Perang Timur Tengah Mulai Ganggu Ekspor Ikan Kaleng di Bitung

Dosen Sekolah Tinggi Ilmu Ekonomi (STIE) Petra Basmi Said. (Ist)

BITUNG, SULAWESION.COM – Ketegangan geopolitik global mulai berdampak pada perdagangan ikan kaleng di Kota Bitung, Sulawesi Utara.

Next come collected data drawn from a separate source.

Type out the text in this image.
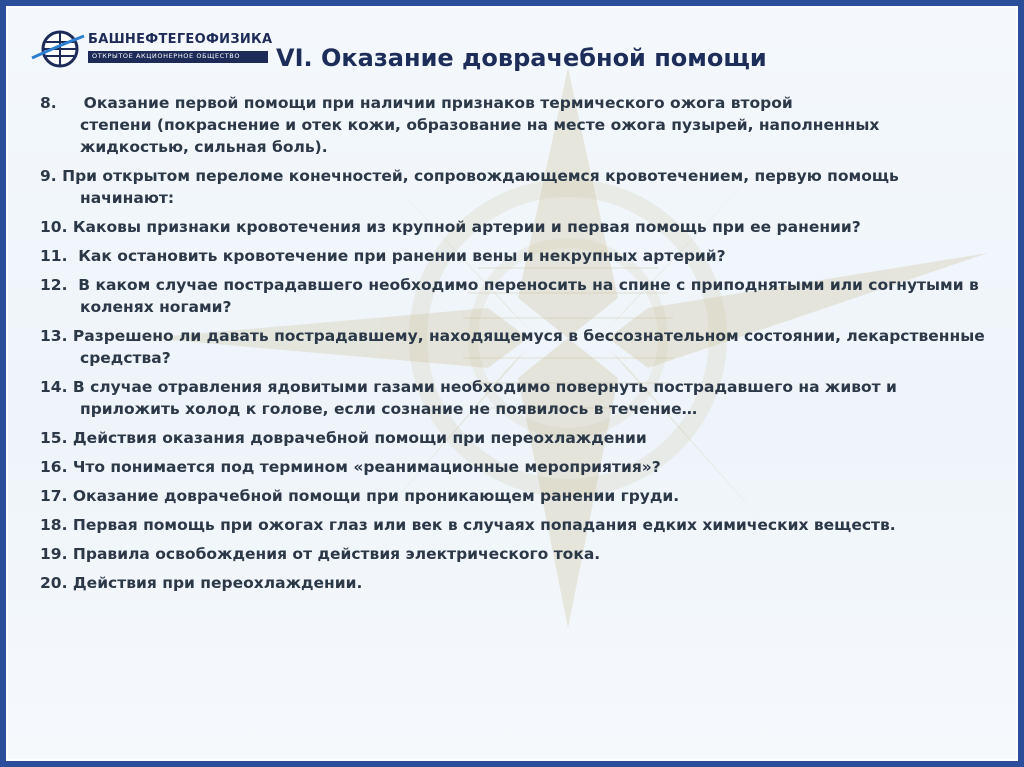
БАШНЕФТЕГЕОФИЗИКА
ОТКРЫТОЕ АКЦИОНЕРНОЕ ОБЩЕСТВО VI. Оказание доврачебной помощи
8. Оказание первой помощи при наличии признаков термического ожога второй
степени (покраснение и отек кожи, образование на месте ожога пузырей, наполненных жидкостью, сильная боль).
9. При открытом переломе конечностей, сопровождающемся кровотечением, первую помощь начинают:
10. Каковы признаки кровотечения из крупной артерии и первая помощь при ее ранении?
11. Как остановить кровотечение при ранении вены и некрупных артерий?
12. В каком случае пострадавшего необходимо переносить на спине с приподнятыми или согнутыми в коленях ногами?
13. Разрешено ли давать пострадавшему, находящемуся в бессознательном состоянии, лекарственные средства?
14. В случае отравления ядовитыми газами необходимо повернуть пострадавшего на живот и приложить холод к голове, если сознание не появилось в течение…
15. Действия оказания доврачебной помощи при переохлаждении
16. Что понимается под термином «реанимационные мероприятия»?
17. Оказание доврачебной помощи при проникающем ранении груди.
18. Первая помощь при ожогах глаз или век в случаях попадания едких химических веществ.
19. Правила освобождения от действия электрического тока.
20. Действия при переохлаждении.
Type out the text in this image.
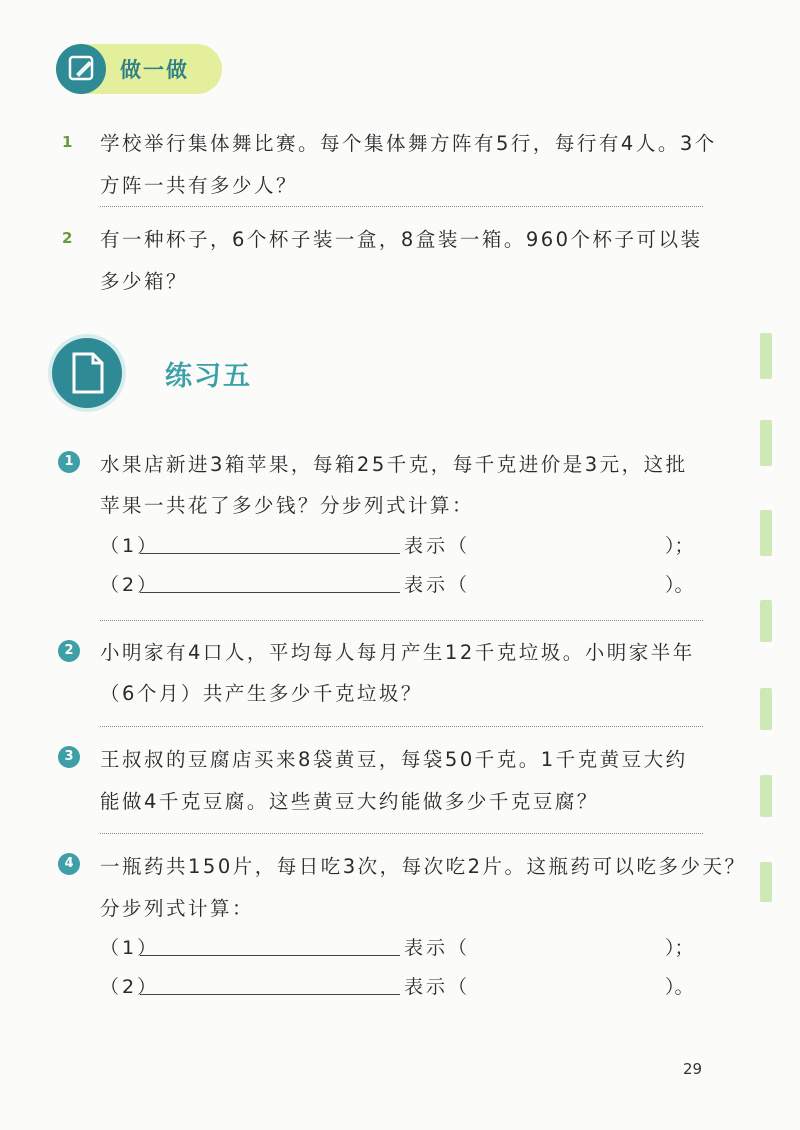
做一做
1 学校举行集体舞比赛。每个集体舞方阵有5行，每行有4人。3个
方阵一共有多少人？
2 有一种杯子，6个杯子装一盒，8盒装一箱。960个杯子可以装
多少箱？
练习五
1	水果店新进3箱苹果，每箱25千克，每千克进价是3元，这批
苹果一共花了多少钱？分步列式计算：
（1）	表示（	）；
（2）	表示（	）。
2	小明家有4口人，平均每人每月产生12千克垃圾。小明家半年
（6个月）共产生多少千克垃圾？
3	王叔叔的豆腐店买来8袋黄豆，每袋50千克。1千克黄豆大约
能做4千克豆腐。这些黄豆大约能做多少千克豆腐？
4	一瓶药共150片，每日吃3次，每次吃2片。这瓶药可以吃多少天？
分步列式计算：
（1）	表示（	）；
（2）	表示（	）。
29
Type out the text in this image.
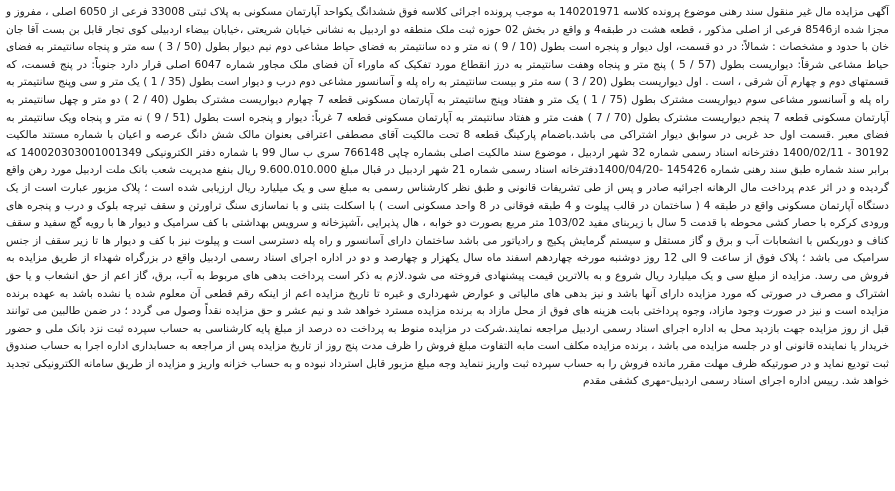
آگهی مزایده مال غیر منقول سند رهنی موضوع پرونده کلاسه 140201971 به موجب پرونده اجرائی کلاسه فوق ششدانگ یکواحد آپارتمان مسکونی به پلاک ثبتی 33008 فرعی از 6050 اصلی ، مفروز و مجزا شده از8546 فرعی از اصلی مذکور ، قطعه هشت در طبقه4 و واقع در بخش 02 حوزه ثبت ملک منطقه دو اردبیل به نشانی خیابان شریعتی ،خیابان بیضاء اردبیلی کوی تجار قابل بن بست آقا جان خان با حدود و مشخصات : شمالاً: در دو قسمت، اول دیوار و پنجره است بطول (10 / 9 ) نه متر و ده سانتیمتر به فضای حیاط مشاعی دوم نیم دیوار بطول (50 / 3 ) سه متر و پنجاه سانتیمتر به فضای حیاط مشاعی شرقاً: دیواریست بطول (57 / 5 ) پنج متر و پنجاه وهفت سانتیمتر به درز انقطاع مورد تفکیک که ماوراء آن فضای ملک مجاور شماره 6047 اصلی قرار دارد جنوباً: در پنج قسمت، که قسمتهای دوم و چهارم آن شرقی ، است . اول دیواریست بطول (20 / 3 ) سه متر و بیست سانتیمتر به راه پله و آسانسور مشاعی دوم درب و دیوار است بطول (35 / 1 ) یک متر و سی وپنج سانتیمتر به راه پله و آسانسور مشاعی سوم دیواریست مشترک بطول (75 / 1 ) یک متر و هفتاد وپنج سانتیمتر به آپارتمان مسکونی قطعه 7 چهارم دیواریست مشترک بطول (40 / 2 ) دو متر و چهل سانتیمتر به آپارتمان مسکونی قطعه 7 پنجم دیواریست مشترک بطول (70 / 7 ) هفت متر و هفتاد سانتیمتر به آپارتمان مسکونی قطعه 7 غرباً: دیوار و پنجره است بطول (51 / 9 ) نه متر و پنجاه ویک سانتیمتر به فضای معبر .قسمت اول حد غربی در سوابق دیوار اشتراکی می باشد.باضمام پارکینگ قطعه 8 تحت مالکیت آقای مصطفی اعترافی بعنوان مالک شش دانگ عرصه و اعیان با شماره مستند مالکیت 30192 - 1400/02/11 دفترخانه اسناد رسمی شماره 32 شهر اردبیل ، موضوع سند مالکیت اصلی بشماره چاپی 766148 سری ب سال 99 با شماره دفتر الکترونیکی 140020303001001349 که برابر سند شماره طبق سند رهنی شماره 145426 -1400/04/20دفترخانه اسناد رسمی شماره 21 شهر اردبیل در قبال مبلغ 9.600.010.000 ریال بنفع مدیریت شعب بانک ملت اردبیل مورد رهن واقع گردیده و در اثر عدم پرداخت مال الرهانه اجرائیه صادر و پس از طی تشریفات قانونی و طبق نظر کارشناس رسمی به مبلغ سی و یک میلیارد ریال ارزیابی شده است ؛ پلاک مزبور عبارت است از یک دستگاه آپارتمان مسکونی واقع در طبقه 4 ( ساختمان در قالب پیلوت و 4 طبقه فوقانی در 8 واحد مسکونی است ) با اسکلت بتنی و با نماسازی سنگ تراورتن و سقف تیرچه بلوک و درب و پنجره های ورودی کرکره با حصار کشی محوطه با قدمت 5 سال با زیربنای مفید 103/02 متر مربع بصورت دو خوابه ، هال پذیرایی ،آشپزخانه و سرویس بهداشتی با کف سرامیک و دیوار ها با رویه گچ سفید و سقف کناف و دوربکس با انشعابات آب و برق و گاز مستقل و سیستم گرمایش پکیج و رادیاتور می باشد ساختمان دارای آسانسور و راه پله دسترسی است و پیلوت نیز با کف و دیوار ها تا زیر سقف از جنس سرامیک می باشد ؛ پلاک فوق از ساعت 9 الی 12 روز دوشنبه مورخه چهاردهم اسفند ماه سال یکهزار و چهارصد و دو در اداره اجرای اسناد رسمی اردبیل واقع در بزرگراه شهداء از طریق مزایده به فروش می رسد. مزایده از مبلغ سی و یک میلیارد ریال شروع و به بالاترین قیمت پیشنهادی فروخته می شود.لازم به ذکر است پرداخت بدهی های مربوط به آب، برق، گاز اعم از حق انشعاب و یا حق اشتراک و مصرف در صورتی که مورد مزایده دارای آنها باشد و نیز بدهی های مالیاتی و عوارض شهرداری و غیره تا تاریخ مزایده اعم از اینکه رقم قطعی آن معلوم شده یا نشده باشد به عهده برنده مزایده است و نیز در صورت وجود مازاد، وجوه پرداختی بابت هزینه های فوق از محل مازاد به برنده مزایده مسترد خواهد شد و نیم عشر و حق مزایده نقداً وصول می گردد ؛ در ضمن طالبین می توانند قبل از روز مزایده جهت بازدید محل به اداره اجرای اسناد رسمی اردبیل مراجعه نمایند.شرکت در مزایده منوط به پرداخت ده درصد از مبلغ پایه کارشناسی به حساب سپرده ثبت نزد بانک ملی و حضور خریدار یا نماینده قانونی او در جلسه مزایده می باشد ، برنده مزایده مکلف است مابه التفاوت مبلغ فروش را ظرف مدت پنج روز از تاریخ مزایده پس از مراجعه به حسابداری اداره اجرا به حساب صندوق ثبت تودیع نماید و در صورتیکه ظرف مهلت مقرر مانده فروش را به حساب سپرده ثبت واریز ننماید وجه مبلغ مزبور قابل استرداد نبوده و به حساب خزانه واریز و مزایده از طریق سامانه الکترونیکی تجدید خواهد شد. رییس اداره اجرای اسناد رسمی اردبیل-مهری کشفی مقدم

Konflik di kawasan Timur Tengah membuat biaya logistik dan asuransi pengiriman melonjak hingga kemudian menekan permintaan ekspor.

Bahkan, dari informasi yang berhasil dirangkum, sejumlah perusahaan pengalengan ikan di Bitung mulai mengurangi jumlah produksi.

Bacaan Lainnya

Menanggapi itu, Dosen Sekolah Tinggi Ilmu Ekonomi (STIE) Petra Bitung, Basmi Said angkat suara. Menurutnya, konflik Timur Tengah atau middle east sebenarnya berpeluang meningkatkan permintaan akan produk pangan tahan lama seperti ikan kaleng untuk memenuhi kebutuhan pangan, khususnya di Arab Saudi.

Hanya saja, kata Basmi, perang teluk saat ini menyebabkan gangguan pada jalur pengiriman atau distribusi yang berdampak pada kenaikan biaya logistik dan asuransi pengiriman yang sangat naik signifikan.

“Jadi secara permintaan sebenarnya masih tinggi, tapi jalur distribusinya masih terganggu akibat perang, sehingga mempengaruhi harga ekspor ikan kaleng,” katanya, Minggu (15/03/2026).

Ditambah lagi, bebernya, adanya issue dari Kementerian Umroh dan Haji, dimana akan dilakukan pembatasan bahkan rencana akan ditutup sementara waktu pemberangkatan Jamaah Umrah dan Jamaah Haji asal Indonesia.

“Kalau itu terjadi, pasti ekspor ikan kaleng bakal lebih tertekan, karena mereka menjadi target pasar potensial lewat konsumsi di hotel-hotel Makkah dan Madinah,” tukansya.